It’s always exciting when a new baby animal is born. There are few things cuter than a tiny newborn animal, writes theanimalclub.
But one adorable new arrival is really winning hearts with its miniature size, proving that great things really do come in small packages.
The Brevard Zoo, in Florida, welcomed a new klipspringer calf, the ninth in the zoo’s history. The klipspringer is one of the smallest species of antelope, so at birth they’re especially tiny — and especially adorable:
The calf was born to a mom named Deborah and a father named Ajabu.
According to the San Diego Zoo, newborn klipspringers usually weigh 2.2 pounds, or about 35 ounces. But this newborn was only 27.5 ounces, making him even smaller than usual.
But the zoo told AP that the calf was found to be in good health. “Good things come in tiny packages,” the zoo wrote on Facebook.
According to the San Diego Zoo, klipspringers give birth to one calf at a time, with a 7-month gestation period.
Though tiny for antelopes, they grow to 20 inches and 22-40 pounds at adulthood.
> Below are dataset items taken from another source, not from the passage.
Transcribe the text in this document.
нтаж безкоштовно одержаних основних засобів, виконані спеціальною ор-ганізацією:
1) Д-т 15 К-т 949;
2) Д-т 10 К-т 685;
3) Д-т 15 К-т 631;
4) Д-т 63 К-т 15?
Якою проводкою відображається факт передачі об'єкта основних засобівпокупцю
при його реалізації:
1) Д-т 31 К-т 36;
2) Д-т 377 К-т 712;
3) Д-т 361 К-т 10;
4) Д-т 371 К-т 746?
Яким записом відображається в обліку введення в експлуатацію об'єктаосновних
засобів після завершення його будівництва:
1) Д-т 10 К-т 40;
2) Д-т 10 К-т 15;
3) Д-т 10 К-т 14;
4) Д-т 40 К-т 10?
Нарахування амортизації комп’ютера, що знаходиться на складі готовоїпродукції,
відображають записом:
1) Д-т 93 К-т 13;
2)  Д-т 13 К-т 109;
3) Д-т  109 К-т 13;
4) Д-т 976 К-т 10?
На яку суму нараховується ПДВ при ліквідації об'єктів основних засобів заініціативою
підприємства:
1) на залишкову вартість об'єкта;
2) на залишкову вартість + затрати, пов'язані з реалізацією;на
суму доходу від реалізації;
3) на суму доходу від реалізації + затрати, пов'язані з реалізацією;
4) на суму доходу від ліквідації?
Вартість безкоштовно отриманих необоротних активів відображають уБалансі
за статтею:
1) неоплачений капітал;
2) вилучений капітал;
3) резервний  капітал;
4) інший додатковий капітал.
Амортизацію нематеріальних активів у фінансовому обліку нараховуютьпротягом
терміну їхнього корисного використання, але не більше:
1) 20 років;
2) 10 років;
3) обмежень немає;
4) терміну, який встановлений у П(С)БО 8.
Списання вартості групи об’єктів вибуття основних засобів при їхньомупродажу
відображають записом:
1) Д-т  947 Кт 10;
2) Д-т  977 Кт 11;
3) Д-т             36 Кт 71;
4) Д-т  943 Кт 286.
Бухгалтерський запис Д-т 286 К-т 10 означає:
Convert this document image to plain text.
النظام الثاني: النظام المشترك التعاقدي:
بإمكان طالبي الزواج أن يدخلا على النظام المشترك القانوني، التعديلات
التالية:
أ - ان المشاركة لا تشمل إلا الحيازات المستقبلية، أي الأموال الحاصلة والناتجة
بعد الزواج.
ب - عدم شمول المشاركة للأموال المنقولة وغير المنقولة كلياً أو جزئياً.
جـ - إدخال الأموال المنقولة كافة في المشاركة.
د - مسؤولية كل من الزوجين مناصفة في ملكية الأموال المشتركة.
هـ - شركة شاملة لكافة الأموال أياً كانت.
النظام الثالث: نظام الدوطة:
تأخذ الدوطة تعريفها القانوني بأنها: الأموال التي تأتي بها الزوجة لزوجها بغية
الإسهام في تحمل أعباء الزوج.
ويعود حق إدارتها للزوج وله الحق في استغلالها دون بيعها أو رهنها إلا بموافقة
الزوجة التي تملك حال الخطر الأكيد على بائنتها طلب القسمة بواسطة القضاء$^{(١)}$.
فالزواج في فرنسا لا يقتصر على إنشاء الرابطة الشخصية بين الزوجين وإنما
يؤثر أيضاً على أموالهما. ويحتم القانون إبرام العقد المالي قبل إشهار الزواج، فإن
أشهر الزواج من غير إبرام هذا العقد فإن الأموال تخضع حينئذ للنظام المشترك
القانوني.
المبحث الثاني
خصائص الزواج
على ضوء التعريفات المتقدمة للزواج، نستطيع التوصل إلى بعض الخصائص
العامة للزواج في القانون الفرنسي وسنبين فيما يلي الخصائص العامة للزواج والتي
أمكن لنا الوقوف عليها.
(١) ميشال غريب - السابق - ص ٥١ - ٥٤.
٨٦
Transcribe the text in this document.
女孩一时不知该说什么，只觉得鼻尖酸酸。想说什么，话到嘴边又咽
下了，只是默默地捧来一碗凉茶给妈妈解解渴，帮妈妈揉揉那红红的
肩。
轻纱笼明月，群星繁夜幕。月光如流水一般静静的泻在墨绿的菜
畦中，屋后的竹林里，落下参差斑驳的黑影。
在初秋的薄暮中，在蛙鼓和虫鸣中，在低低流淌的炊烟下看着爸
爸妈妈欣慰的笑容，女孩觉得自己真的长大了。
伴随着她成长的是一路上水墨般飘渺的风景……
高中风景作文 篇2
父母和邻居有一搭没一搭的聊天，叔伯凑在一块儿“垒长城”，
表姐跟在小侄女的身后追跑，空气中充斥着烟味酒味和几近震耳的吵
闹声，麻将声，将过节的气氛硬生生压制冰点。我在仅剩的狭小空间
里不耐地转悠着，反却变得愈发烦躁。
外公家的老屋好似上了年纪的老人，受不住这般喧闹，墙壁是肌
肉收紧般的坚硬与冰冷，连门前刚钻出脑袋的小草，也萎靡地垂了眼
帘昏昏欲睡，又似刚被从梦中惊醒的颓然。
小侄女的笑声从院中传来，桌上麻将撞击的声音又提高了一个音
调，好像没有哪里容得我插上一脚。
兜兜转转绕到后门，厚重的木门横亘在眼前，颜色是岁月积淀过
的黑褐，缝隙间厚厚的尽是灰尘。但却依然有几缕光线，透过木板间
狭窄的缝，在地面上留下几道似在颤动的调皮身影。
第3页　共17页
The zoo says that young klipspringers are “hiders” for the first few months of life, a trait they likely adapted after being prayed on by eagles in their native habitat.
The klipspringer is native to eastern and southern Africa. They like to habitat in areas with rocky terrain and sparse vegetation.
Thankfully, this has kept the klipspringer population safe: their habitats are unfavorable for hunting, so they have no real threats to their survival. They are listed as “Least Concern” on the IUCN Red List.
However, the Brevard Zoo says that they are still occasionally hunted by humans for their meat and hide.
Klipspringers have a life expectancy of about 15 years.
The newborn calf doesn’t have a name yet, and hasn’t made his public debut yet. The zoo is giving him some time to bond with mom first.
“He will spend several weeks bonding with Deborah in a behind-the-scenes area before making his public debut,” the Brevard Zoo wrote.
But we know that this little guy is sure to delight visitors to the zoo for years to come.
“Keep your eyes peeled to see if you can spot the calf in Expedition Africa in a few weeks!”